With all the talk about the Data Domain acquisition, there less attention paid to EMC’s native de-dupe features in Celerra, not to mention its other related partnerships, such as with Ocarina for optimization of vertical applications. Last week I had the privilege of attending a webinar, “Surviving the Data Explosion through Data Reduction” with John Hayden, CTO of NAS Engineering at EMC, where I got a fuller picture of Celerra’s latest optimization features.
John provided us with insights on how the new Celerra NAS product integrates data optimization. And while he never mentioned Data Domain directly, an astute observer could see how well EMC is integrating prior acquisitions into its architecture, and draw conclusions from that.

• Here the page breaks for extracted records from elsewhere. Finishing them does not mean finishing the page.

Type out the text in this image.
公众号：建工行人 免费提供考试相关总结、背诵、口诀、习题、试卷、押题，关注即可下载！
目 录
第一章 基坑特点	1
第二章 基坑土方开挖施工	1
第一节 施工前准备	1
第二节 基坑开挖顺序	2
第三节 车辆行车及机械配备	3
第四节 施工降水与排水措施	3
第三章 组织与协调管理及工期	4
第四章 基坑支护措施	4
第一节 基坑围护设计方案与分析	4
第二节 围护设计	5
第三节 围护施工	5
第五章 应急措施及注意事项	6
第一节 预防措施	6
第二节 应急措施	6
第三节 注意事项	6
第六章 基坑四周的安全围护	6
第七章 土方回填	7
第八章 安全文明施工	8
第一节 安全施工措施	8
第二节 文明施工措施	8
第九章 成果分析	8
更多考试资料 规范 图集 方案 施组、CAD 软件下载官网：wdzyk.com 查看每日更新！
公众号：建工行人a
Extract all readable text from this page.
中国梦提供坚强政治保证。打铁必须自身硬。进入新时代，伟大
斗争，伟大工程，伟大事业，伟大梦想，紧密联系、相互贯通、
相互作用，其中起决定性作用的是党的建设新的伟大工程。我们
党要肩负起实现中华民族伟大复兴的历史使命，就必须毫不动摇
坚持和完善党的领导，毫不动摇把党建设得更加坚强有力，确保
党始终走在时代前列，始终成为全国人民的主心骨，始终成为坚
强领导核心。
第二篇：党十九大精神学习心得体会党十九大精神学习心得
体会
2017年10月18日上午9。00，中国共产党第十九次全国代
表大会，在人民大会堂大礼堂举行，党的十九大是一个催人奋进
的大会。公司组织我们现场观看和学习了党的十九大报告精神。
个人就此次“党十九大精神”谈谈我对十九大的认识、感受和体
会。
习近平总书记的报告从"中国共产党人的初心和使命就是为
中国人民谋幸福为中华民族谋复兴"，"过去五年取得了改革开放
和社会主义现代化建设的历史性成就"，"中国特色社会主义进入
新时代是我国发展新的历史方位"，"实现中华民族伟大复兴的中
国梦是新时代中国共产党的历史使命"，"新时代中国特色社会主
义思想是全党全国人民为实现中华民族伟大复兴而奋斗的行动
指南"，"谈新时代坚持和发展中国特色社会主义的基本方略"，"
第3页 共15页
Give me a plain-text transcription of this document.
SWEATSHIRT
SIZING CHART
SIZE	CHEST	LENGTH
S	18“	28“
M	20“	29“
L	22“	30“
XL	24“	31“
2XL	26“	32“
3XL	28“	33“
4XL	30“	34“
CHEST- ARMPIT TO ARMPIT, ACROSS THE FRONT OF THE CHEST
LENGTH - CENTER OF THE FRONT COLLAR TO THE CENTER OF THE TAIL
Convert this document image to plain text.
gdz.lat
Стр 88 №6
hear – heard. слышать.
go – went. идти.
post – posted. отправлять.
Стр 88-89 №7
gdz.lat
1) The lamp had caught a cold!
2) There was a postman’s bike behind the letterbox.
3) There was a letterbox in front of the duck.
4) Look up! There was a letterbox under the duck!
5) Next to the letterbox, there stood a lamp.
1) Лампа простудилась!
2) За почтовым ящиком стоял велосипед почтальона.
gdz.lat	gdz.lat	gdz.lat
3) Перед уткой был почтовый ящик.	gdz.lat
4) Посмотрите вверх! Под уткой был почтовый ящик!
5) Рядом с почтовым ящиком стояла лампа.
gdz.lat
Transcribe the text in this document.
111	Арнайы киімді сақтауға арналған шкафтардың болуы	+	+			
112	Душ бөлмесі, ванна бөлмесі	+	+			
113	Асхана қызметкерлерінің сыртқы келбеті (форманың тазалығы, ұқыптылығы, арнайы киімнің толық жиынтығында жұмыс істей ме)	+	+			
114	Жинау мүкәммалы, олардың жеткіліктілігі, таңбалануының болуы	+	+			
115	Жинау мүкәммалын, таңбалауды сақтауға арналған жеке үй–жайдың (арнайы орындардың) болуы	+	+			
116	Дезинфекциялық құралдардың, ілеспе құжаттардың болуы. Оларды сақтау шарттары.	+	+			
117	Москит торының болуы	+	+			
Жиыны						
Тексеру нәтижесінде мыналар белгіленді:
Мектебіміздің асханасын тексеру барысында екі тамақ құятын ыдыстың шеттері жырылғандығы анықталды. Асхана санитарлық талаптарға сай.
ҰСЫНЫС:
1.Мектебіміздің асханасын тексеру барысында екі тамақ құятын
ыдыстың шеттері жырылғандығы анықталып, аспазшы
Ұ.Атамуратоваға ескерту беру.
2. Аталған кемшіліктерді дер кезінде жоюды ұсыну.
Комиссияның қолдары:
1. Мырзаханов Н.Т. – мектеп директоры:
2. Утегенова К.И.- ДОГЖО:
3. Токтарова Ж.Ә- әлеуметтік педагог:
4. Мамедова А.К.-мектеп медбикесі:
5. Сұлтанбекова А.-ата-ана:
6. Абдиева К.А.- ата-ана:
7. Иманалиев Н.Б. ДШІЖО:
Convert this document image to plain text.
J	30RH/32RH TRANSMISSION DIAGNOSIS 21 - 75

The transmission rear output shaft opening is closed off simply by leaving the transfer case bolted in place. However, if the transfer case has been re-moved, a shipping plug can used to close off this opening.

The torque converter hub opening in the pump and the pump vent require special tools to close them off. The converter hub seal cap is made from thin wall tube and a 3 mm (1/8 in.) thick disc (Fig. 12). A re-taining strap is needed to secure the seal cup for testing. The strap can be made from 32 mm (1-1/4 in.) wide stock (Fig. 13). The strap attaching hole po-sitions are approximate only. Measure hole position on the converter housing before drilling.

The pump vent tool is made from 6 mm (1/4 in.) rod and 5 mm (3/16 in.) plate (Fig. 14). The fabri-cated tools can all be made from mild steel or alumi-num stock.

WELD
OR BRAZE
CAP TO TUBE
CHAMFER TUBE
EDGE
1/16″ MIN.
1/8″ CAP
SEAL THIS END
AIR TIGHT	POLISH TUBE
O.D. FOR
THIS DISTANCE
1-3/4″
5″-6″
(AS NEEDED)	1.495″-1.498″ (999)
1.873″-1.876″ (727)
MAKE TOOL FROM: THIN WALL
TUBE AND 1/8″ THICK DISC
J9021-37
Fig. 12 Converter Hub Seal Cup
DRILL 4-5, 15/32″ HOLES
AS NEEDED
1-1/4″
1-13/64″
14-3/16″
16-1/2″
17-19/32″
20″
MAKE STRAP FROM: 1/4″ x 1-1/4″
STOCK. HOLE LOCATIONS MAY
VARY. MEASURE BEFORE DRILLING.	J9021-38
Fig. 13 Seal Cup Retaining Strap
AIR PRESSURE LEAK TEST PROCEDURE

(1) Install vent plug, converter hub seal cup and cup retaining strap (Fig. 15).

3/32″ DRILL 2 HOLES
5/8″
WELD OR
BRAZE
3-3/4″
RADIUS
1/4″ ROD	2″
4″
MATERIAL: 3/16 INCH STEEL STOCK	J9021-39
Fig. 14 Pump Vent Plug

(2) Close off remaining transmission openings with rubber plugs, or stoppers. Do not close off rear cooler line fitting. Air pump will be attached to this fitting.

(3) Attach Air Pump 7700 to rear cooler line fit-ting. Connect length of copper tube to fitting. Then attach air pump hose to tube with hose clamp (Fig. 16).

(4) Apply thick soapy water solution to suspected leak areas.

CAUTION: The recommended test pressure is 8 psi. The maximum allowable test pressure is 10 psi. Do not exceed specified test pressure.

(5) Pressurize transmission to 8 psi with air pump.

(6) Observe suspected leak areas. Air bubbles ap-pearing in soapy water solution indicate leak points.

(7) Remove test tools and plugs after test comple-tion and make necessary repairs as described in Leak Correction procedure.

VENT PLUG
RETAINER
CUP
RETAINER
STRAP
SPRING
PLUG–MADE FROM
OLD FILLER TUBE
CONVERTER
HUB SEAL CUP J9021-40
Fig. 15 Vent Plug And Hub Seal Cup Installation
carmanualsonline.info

First, he provided us with a couple of interesting factoids from the Digital Universe research EMC sponsored for IDC:
- In 2009 there is positive growth in digital content, but IT spending for servers & storage are down 6%
- Over the next 4 years, data will grow 5x, but IT budgets will only grow 1.2x
- The administrative and overhead cost of storage is 4-7x the CapEx
This was all a prelude to John discussing the new data optimization features for their Celerra NAS product. It’s great to see the NAS vendors recognizing the value of data optimization as a central part of the NAS stack. Drilling a little deeper, EMC basically pulled together file-level deduplication (single instance storage or SIS) from the Avamar acquisition, and LZ77 data-generic compression from their Recoverpoint acquisition. SIS + LZ77 are a good price-performance combination for generic office files and text docs, but they don’t make much of a dent where we see the real capacity and scalability challenges; vertical applications such as life sciences, oil & gas, and media. In fact, the use of generic compression is becoming impotent against the latest MS Office docs that use ZIP as a container. If you change a single text character in an office doc, the entire file changes.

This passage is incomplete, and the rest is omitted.